At the pharmacy, there are so many items marketed to such narrowly targeted needs on the shelf that the coupon dispenser hanging from it has been given a little red flashing light, so that customers will even see that it's there.
And now bounding around the corner of the yard of the funeral home on Grand comes, suddenly, a deer!, unexpectedly tall, leggy, looming a bit as you imagine must have always impressed all those of yore surprised by visions of beasts, out of place not just because of where it is, here in the middle of the city, but because of how it is, its scale: as if it doesn't fit in because it doesn't fit, not sized to our conveniences, our walkways, entryways, the layout of our grounds, the flow of people and cars amid the angle-bound patches of green. I suppose it must have bounded around the block from the relatively greener expanse of Summit, having emerged into some of the shaded expanses of the yards of the recessed houses there from the forested thicket that runs alongside Ayd Mill Road below, or maybe having trotted down the intermittently canopied trail on Summit's generous median, like a jogger. But however it left the cover of its hidden life, it's trapped now, exposed, like us, facing the truth that there is nowhere in the city you can rest, nowhere you can go to be free for long from the human presence. You can see it pause, hesitate, just long enough to weigh its options for continued flight around the funeral home before opting to race across the street, through the light traffic, in front of a driver not too startled to tap his brakes.

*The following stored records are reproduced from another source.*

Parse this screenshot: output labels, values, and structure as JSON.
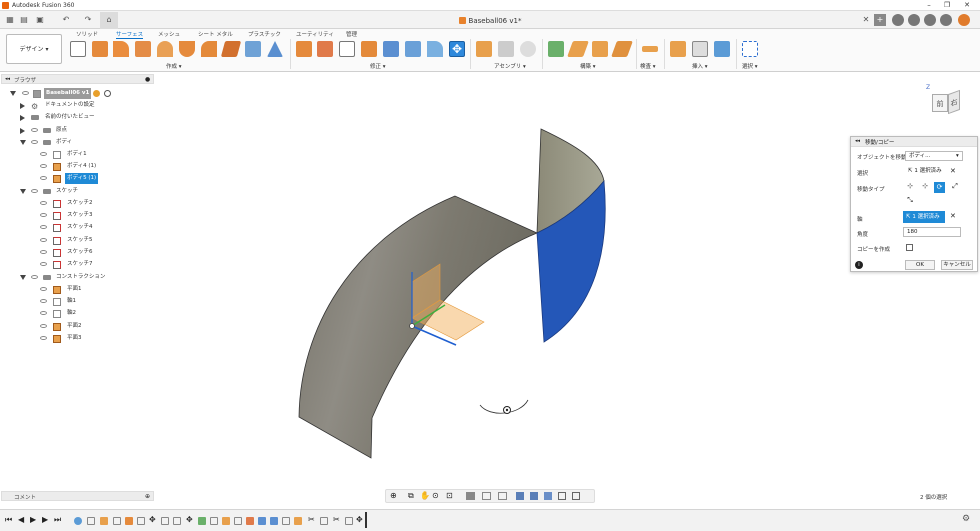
{
  "app": {
    "title": "Autodesk Fusion 360",
    "document_tab": "Baseball06 v1*"
  },
  "window_controls": {
    "minimize": "–",
    "maximize": "❐",
    "close": "✕"
  },
  "ribbon": {
    "workspace_button": "デザイン ▾",
    "tabs": [
      "ソリッド",
      "サーフェス",
      "メッシュ",
      "シート メタル",
      "プラスチック",
      "ユーティリティ",
      "管理"
    ],
    "active_tab": "サーフェス",
    "groups": [
      "作成 ▾",
      "修正 ▾",
      "アセンブリ ▾",
      "構築 ▾",
      "検査 ▾",
      "挿入 ▾",
      "選択 ▾"
    ]
  },
  "browser": {
    "title": "ブラウザ",
    "items": [
      {
        "label": "Baseball06 v1"
      },
      {
        "label": "ドキュメントの設定"
      },
      {
        "label": "名前の付いたビュー"
      },
      {
        "label": "原点"
      },
      {
        "label": "ボディ"
      },
      {
        "label": "ボディ1"
      },
      {
        "label": "ボディ4 (1)"
      },
      {
        "label": "ボディ5 (1)"
      },
      {
        "label": "スケッチ"
      },
      {
        "label": "スケッチ2"
      },
      {
        "label": "スケッチ3"
      },
      {
        "label": "スケッチ4"
      },
      {
        "label": "スケッチ5"
      },
      {
        "label": "スケッチ6"
      },
      {
        "label": "スケッチ7"
      },
      {
        "label": "コンストラクション"
      },
      {
        "label": "平面1"
      },
      {
        "label": "軸1"
      },
      {
        "label": "軸2"
      },
      {
        "label": "平面2"
      },
      {
        "label": "平面3"
      }
    ]
  },
  "dialog": {
    "title": "移動/コピー",
    "object_label": "オブジェクトを移動",
    "object_value": "ボディ...",
    "select_label": "選択",
    "select_value": "1 選択済み",
    "move_type_label": "移動タイプ",
    "axis_label": "軸",
    "axis_value": "1 選択済み",
    "angle_label": "角度",
    "angle_value": "180",
    "copy_label": "コピーを作成",
    "ok": "OK",
    "cancel": "キャンセル",
    "info_icon": "i"
  },
  "viewcube": {
    "front": "前",
    "right": "右",
    "z": "Z"
  },
  "comment_bar": {
    "label": "コメント"
  },
  "status": {
    "selection": "2 個の選択"
  },
  "colors": {
    "accent": "#1f8ad6",
    "surface_grey": "#8c8a80",
    "surface_blue": "#2457b8",
    "plane_orange": "#f3b25e"
  }
}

It darts between two long apartment buildings and thence places unknown.
As the driver cruises past me, his window rolled down, his head clearly turns with the scan of his eye to find another eye, a human eye, the first he can find, mine, to exchange a look as if to say: will you look at that! From the curb and the sidewalk just intersecting the deer's path of flight, people are peering down the empty space between the buildings, still fumbling uncertainly at their half-raised phones, opportunity missed but the impulse to convey what they just witnessed still lingering. Maybe they snapped photos of the place it ran.